Methods: To answer this question we reviewed retrospectively our surgical choices and the results obtained during two years, from January 1997 to December 1998 (medium follow-up 11.3 months), at the Emergency Division of the Cannizzaro Hospital of Catania. In this period 143 diabetic patients were selected by our ambulatory. Of these, nineteen had a critical lower limb ischemia and therefore were submitted to a revascularization and/or amputation. All the revascularized patients were controlled by Doppler-sonography immediately after operation and then daily, till their discharge. Controls were done at the first, third, sixth month and after one year, except for patients who complained a new objective or subjective ischemic symptomatology.

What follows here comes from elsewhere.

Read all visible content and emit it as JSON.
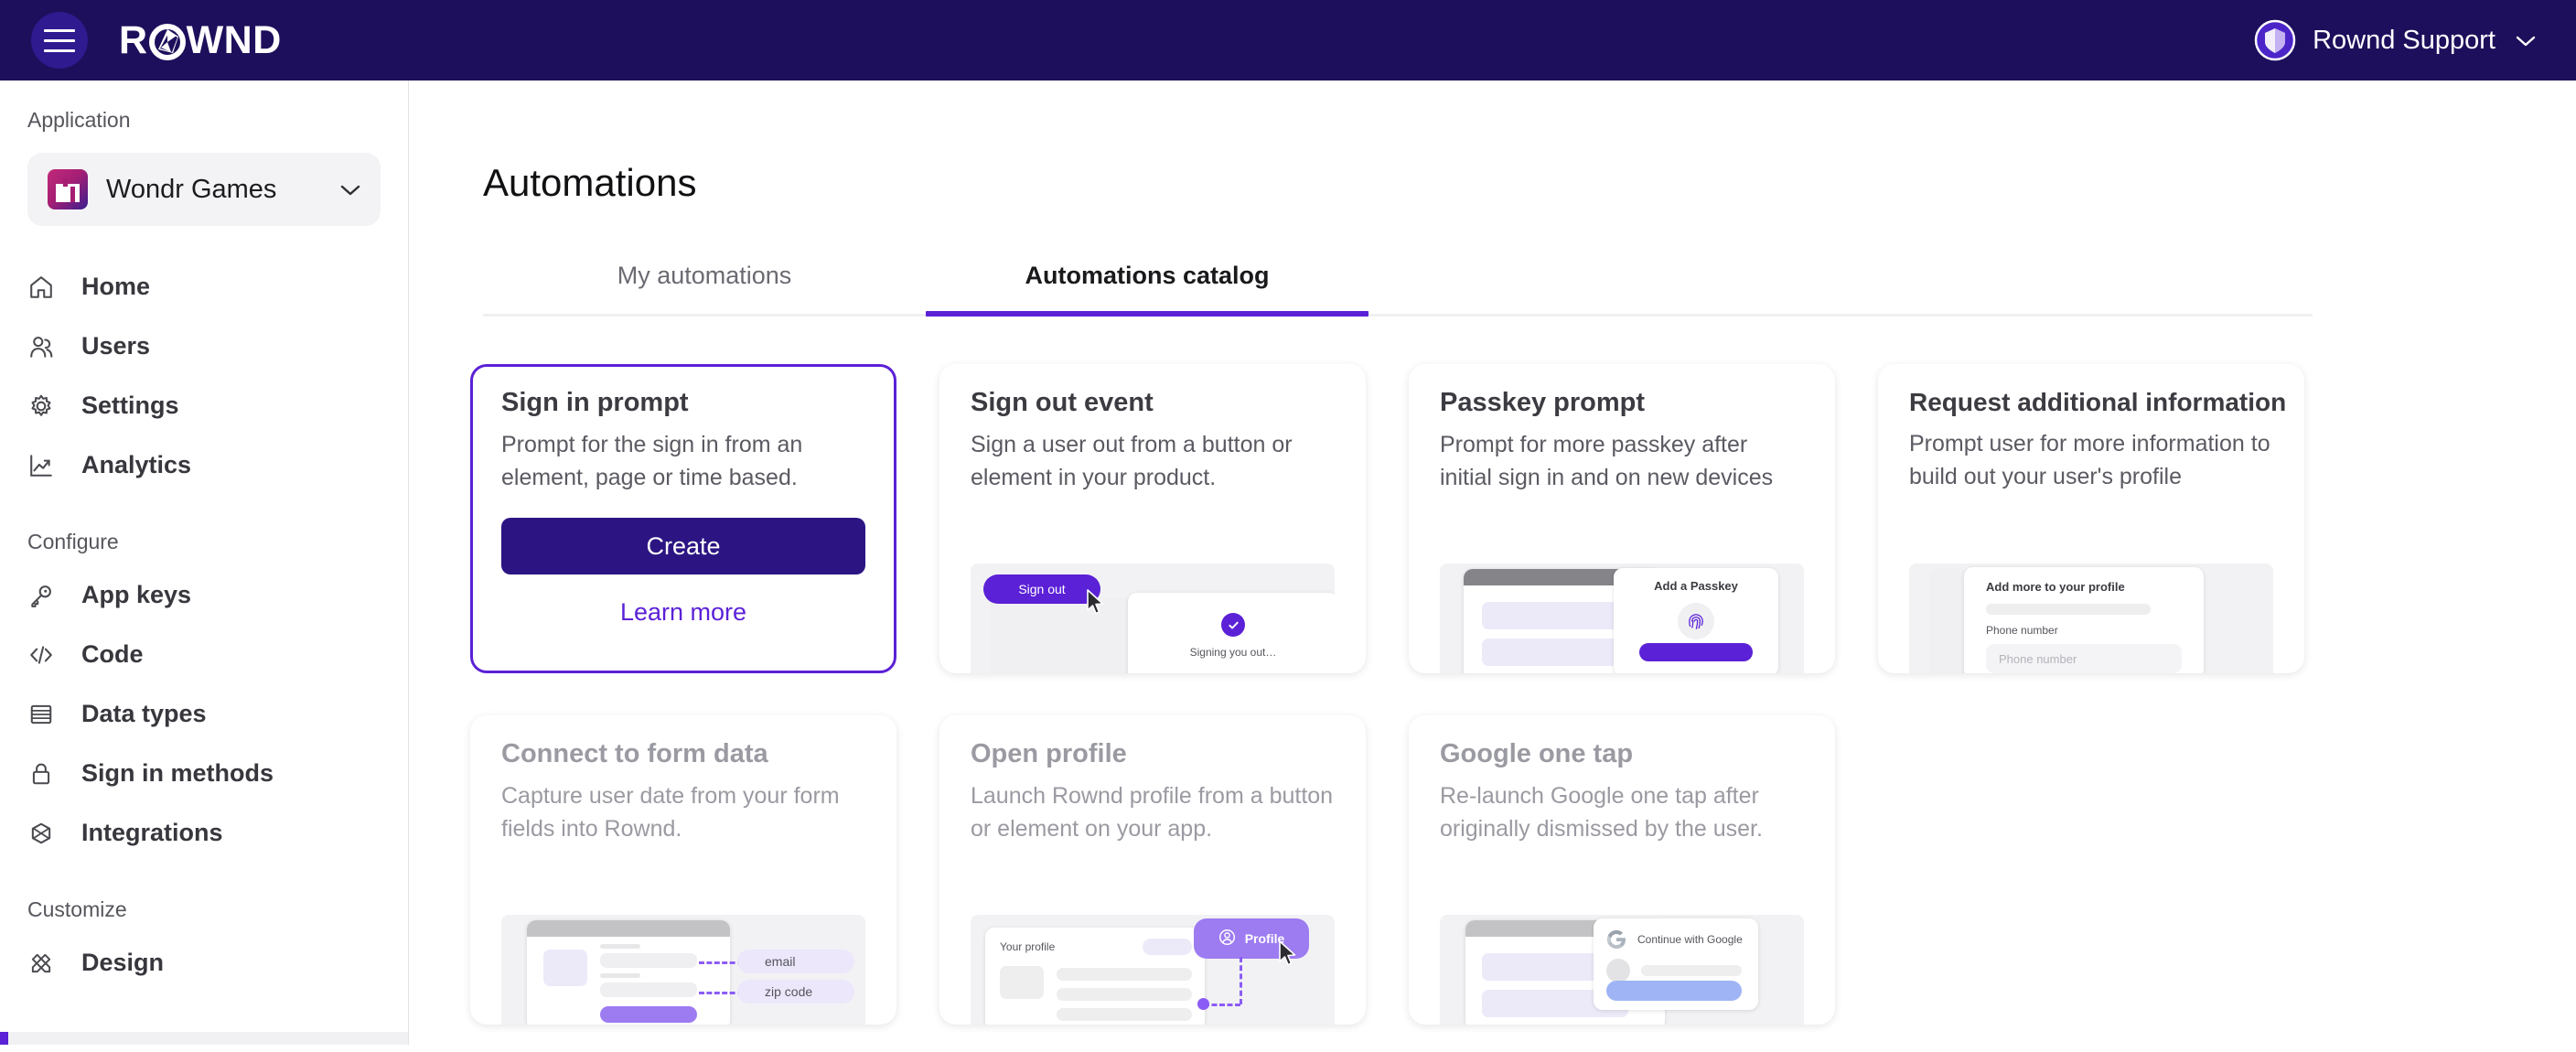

Results: The primary patency rate was 84.2% and the secondary patency rate was 89.4%. The amputation rate due to the procedure failure was 5%. The complications were three: two graft infections (10.5%) and one early thrombosis of a femoro-popliteal bypass graft, due to technical defect (5.2%). Perioperative mortality rate was 15.7%.
Conclusions: These results, if related with those reported in the letterature about amputations, are in favour of the attempt to revascularization.